„Warum hast du nicht Nein gesagt?“
Beim Drogenpräventionstag an der Udo-Lindenberg-Mittelschule berichten Ex-Suchtkranke aus ihrem Leben
Die Udo-Lindenberg-Mittelschule Mellrichstadt verfolgt als übergeordnetes Ziel, die Schülerinnen und Schüler zu einem eigenverantwortlichen Leben zu befähigen und diese zu mutigen, selbstbestimmten und weltoffenen Persönlichkeiten zu formen – getreu dem Schulmotto „Du machst dein Ding!“. Diese Aufforderung, an sich selbst und seine Stärken zu glauben, beinhaltet auch das Thema Suchtprävention und die Fähigkeit, „Nein“ zu sagen. Denn zumindest mit legalen Drogen wie Tabak und Alkohol kommt sicherlich jeder Jugendliche früher oder später in Berührung.
Erstmals veranstaltete die Udo-Lindenberg-Mittelschule am vergangenen Donnerstag einen Drogenpräventionstag in der Schulaula – in den ersten beiden Stunden für die 5. und 6. Klassen, in der dritten und vierten Stunde für die 7. und 8. Jahrgangsstufe und in den letzten beiden Schulstunden für die 9. und 10. Klassen. Bereits im Vorfeld hatten sich Neuntklässler mit dem Thema „Drogen“ kritisch auseinandergesetzt und präsentierten ihren Mitschülern nun ihre Ergebnisse.
In einem kleinen Rollenspiel stellten Elina Grötsch (9a) und Jessica Zadel (9b) eingangs die Frage, ob Drogen denn wirklich gefährlicher sind als Alkohol und Zigaretten – wenn man einfach nicht zu viel davon konsumiert? Schülerinnen und Schüler der Klasse 9Ma informierten mittels einer Power-Pont-Präsentation mit dem Titel „Was richten Drogen an?“ nicht nur über kurz- und langfristige Folgeschäden des Drogenkonsums, sondern auch, wo es Rat und Hilfe gibt, um den teuflischen Suchtkreislauf zu durchbrechen. So etwa bei der Suchtberatungsstelle des Caritas-Verbandes im Landkreis Rhön-Grabfeld, rund um die Uhr telefonisch unter 09771/6116-0 zu erreichen. Gute Gründe zum Aufhören gibt es genug, bekräftigten die Schüler abschließend: „Weil’s einfach uncool ist, Drogen zu nehmen“. Klassenleiter Markus Hartmann konnte stolz auf seine Schützlinge sein.
Mit Spannung erwartet wurden die Erfahrungsberichte dreier Ex-Drogenabhängiger, zwei junge Männer und eine Frau, die sich derzeit in der Adaption Maria Stern (Saaletalklinik) nach zuvor stationärer Behandlung einer ambulanten Therapie unterziehen. Diese hat die berufliche und soziale Wiedereingliederung in die Gesellschaft zum Ziel, sprich: Den Weg zurück in ein „normales“ Leben nach der Drogensucht. Kein leichter Weg. „Ich werde mein Leben lang süchtig sein und muss lernen, damit zu leben“, brachte es einer von ihnen auf den Punkt. Der Kontakt wurde hergestellt vom Schul-Sozialpädagogen Martin Beck.
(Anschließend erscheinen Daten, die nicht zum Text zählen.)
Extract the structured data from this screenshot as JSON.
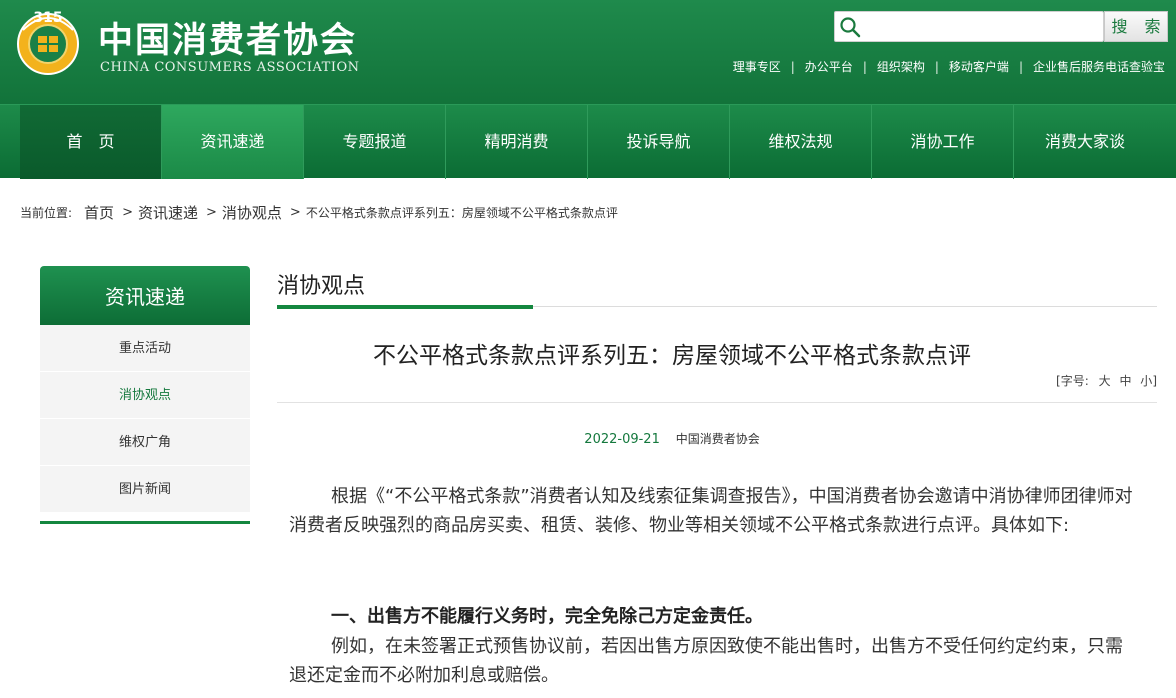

Begleitet von ihrer Bezugstherapeutin Sylvia Friederich, erzählten die jungen Leute schonungslos vom ersten Kontakt mit Cannabis im Alter von erst 15 Jahren, dem ständig steigenden Verlangen auch nach „härteren Drogen“ wie Crystal Meth und Kokain, bis hin zu den drastischen Ausmaßen, die ihre Sucht schließlich angenommen hatte. Diese reichten von schlimmsten Halluzinationen und Wahnvorstellungen über kriminelle Handlungen (Beklauen der eigenen Eltern, Dealen, Medikamentendiebstahl) bis hin zur völligen Isolation von Freunden und Familie. Und damit zur Einsamkeit: „Im Drogenmilieu gibt es keine Freunde, nur Mit-Konsumenten, von denen sich jeder der Nächste ist.“
Nach anfänglichem Zögern nutzten die Mittelschüler in einer Diskussionsrunde ausgiebig die Gelegenheit, den Besuchern viele Fragen zu stellen. Ihre Neugier war nun geweckt, sie wollten mehr wissen. Wart ihr euch vor dem ersten Kiffen der Risiken bewusst? Wie oft habt ihr etwas konsumiert? Wie habt ihr die Sucht finanziert? Hattet ihr Angst vor der Polizei? Und schließlich die alles entscheidende Frage aus dem Mund einer Mittelschülerin: „Warum hast du nicht Nein gesagt?“. Die Antwort blieb man schuldig.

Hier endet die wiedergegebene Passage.